R: Es sorprendente lo efectiva que puede ser en personas que nunca antes se han acercado al movimiento, desde el concepto de terapeuta, ¿cómo se trabaja el movimiento para alguien que no se siente conectado consigo mismo ni con su cuerpo?

Todos, de alguna manera estamos conectados con el cuerpo. Lo que varía es el grado de intensidad con que lo hacemos. El movimiento es inherente a todos independientemente de la raza, la edad, el sexo o las capacidades. Esto depende en gran parte de lo cultural, y la idea es desestructurar estos prejuicios. Por eso es importante empezar desde lo más simple y esencial, de aquello que con lo que a diario estamos en contacto: la respiración, los sentidos -el tacto, la vista, el olfato, el oído y el gusto-, acciones como caminar, sentarse, acostarse; lo cotidiano.

A medida que se avanza en la experiencia se puede incursionar en el juego, en la postura, la coordinación, la expresión y en general en la conciencia corporal. Cuando uno menos se da cuenta, el movimiento surge espontáneamente, se hace evidente el ritmo, las emociones afloran, y se produce el movimiento. Se trata que la persona descubra poco a poco su cuerpo a través del juego e improvisaciones simples. Que pueda realizar ejercicios de respiración, sentir el aire en su cuerpo.

Se le proponen trabajos de elongación y coordinación. Se trata también de que puedan expresar verbalmente lo que van vivenciando. En la mayoría de los casos las personas de sienten agradecidas por poder encontrar un nuevo espacio para expresarse, para moverse. Esto generalmente proporciona mucho bienestar.

R: ¿Cuáles son los primeros cambios que se notan en alguien que ha comenzado a utilizar la movimiento, inéditamente, como modo de expresión, en tanto terapia?

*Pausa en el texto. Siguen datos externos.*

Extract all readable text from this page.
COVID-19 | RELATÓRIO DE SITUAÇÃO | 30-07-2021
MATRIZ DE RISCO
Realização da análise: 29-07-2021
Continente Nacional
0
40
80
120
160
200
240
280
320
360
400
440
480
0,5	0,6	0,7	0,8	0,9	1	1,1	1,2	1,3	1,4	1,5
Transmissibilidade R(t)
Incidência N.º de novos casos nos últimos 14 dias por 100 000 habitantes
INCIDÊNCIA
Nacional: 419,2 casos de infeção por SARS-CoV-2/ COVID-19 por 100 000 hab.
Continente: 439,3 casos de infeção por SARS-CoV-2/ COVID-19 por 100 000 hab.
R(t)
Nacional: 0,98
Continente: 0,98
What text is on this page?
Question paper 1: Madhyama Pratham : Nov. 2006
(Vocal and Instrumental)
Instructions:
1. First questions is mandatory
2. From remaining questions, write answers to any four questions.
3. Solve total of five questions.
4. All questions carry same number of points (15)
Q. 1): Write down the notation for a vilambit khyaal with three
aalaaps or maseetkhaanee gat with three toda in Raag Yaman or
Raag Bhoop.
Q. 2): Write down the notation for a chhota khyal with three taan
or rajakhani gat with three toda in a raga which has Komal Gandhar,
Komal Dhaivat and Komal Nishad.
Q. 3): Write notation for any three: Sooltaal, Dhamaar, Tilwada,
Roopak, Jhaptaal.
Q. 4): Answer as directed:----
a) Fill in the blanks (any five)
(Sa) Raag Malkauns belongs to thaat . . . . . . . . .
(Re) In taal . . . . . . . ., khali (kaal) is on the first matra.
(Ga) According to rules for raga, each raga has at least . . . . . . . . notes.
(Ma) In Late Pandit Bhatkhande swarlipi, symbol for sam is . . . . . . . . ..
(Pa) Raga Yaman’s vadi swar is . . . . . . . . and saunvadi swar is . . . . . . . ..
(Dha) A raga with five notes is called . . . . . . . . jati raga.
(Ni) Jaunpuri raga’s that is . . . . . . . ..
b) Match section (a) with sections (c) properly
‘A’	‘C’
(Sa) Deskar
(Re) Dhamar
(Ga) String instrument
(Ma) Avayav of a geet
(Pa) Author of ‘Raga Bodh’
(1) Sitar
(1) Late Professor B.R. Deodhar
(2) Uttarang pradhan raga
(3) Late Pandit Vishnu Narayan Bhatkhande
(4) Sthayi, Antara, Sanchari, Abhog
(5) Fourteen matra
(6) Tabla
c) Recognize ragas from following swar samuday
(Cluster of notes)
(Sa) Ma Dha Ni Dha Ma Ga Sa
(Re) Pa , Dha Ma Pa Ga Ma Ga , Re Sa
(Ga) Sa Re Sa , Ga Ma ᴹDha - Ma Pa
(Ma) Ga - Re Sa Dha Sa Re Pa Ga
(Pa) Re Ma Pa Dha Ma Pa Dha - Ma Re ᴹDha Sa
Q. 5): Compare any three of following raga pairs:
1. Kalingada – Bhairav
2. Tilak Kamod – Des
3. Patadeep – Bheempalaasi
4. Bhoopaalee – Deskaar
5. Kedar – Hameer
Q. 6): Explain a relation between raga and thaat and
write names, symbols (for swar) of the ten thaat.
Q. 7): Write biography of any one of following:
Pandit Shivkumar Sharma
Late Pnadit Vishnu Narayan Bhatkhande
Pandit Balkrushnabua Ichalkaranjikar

La experiencia del movimiento es personal, por lo cual la vivencia es subjetiva; cada persona transita su propio proceso a través del movimiento. El rol del terapeuta tiende a ser personalizado y trabaja con lo que cada uno trae. A partir de este abordaje se pueden ver distintos cambios: de a poco van aumentando la capacidad de percepción, obtienen mayor tonicidad muscular, enderezan la postura, alinean la columna. Sienten una mejoría en la forma de respirar. También logran mayor flexibilidad y agilidad, entre otros beneficios. El enriquecimiento sensorial y la apertura hacia lo creativo, estimula la inteligencia y proporciona más herramientas a la hora de solucionar los problemas. Se sienten con la posibilidad de expresarse libremente y desplegar las ideas y sentimientos a través de la creación, motivando así, en el bienestar emocional, lo que les permite desarrollar más seguridad y confianza en sí mismos.

R: ¿A quiénes les recomendarían fuertemente o en qué circunstancias específicas piensan que la danza puede lograr rearmar lazos sociales y restaurar a alguien emocionalmente?

En realidad, a todos. Como ya se dijo, el movimiento no hace distinciones. El movimiento y la danza son apropiados en niños, adolescentes, adultos y ancianos, tanto en hombres como en mujeres. Las diferentes capacidades tampoco son un impedimento, ya que se trabaja con lo que cada uno tiene y puede. Todos vivimos en sociedad por lo cual tenemos que enfrentar diariamente los diversos conflictos vinculares. Es apropiado para parejas, familias, amigos, grupos de trabajo, escuelas, grupos barriales. Por otro lado, la vida social y personal implica un trabajo constante de autoconocimiento lo cual involucra permanentemente nuestras emociones. No importa si estamos conmocionados, conflictuados, deprimidos o alegres, uno decide cuándo es oportuno empezar a accionar, a moverse, a danzar por la vida.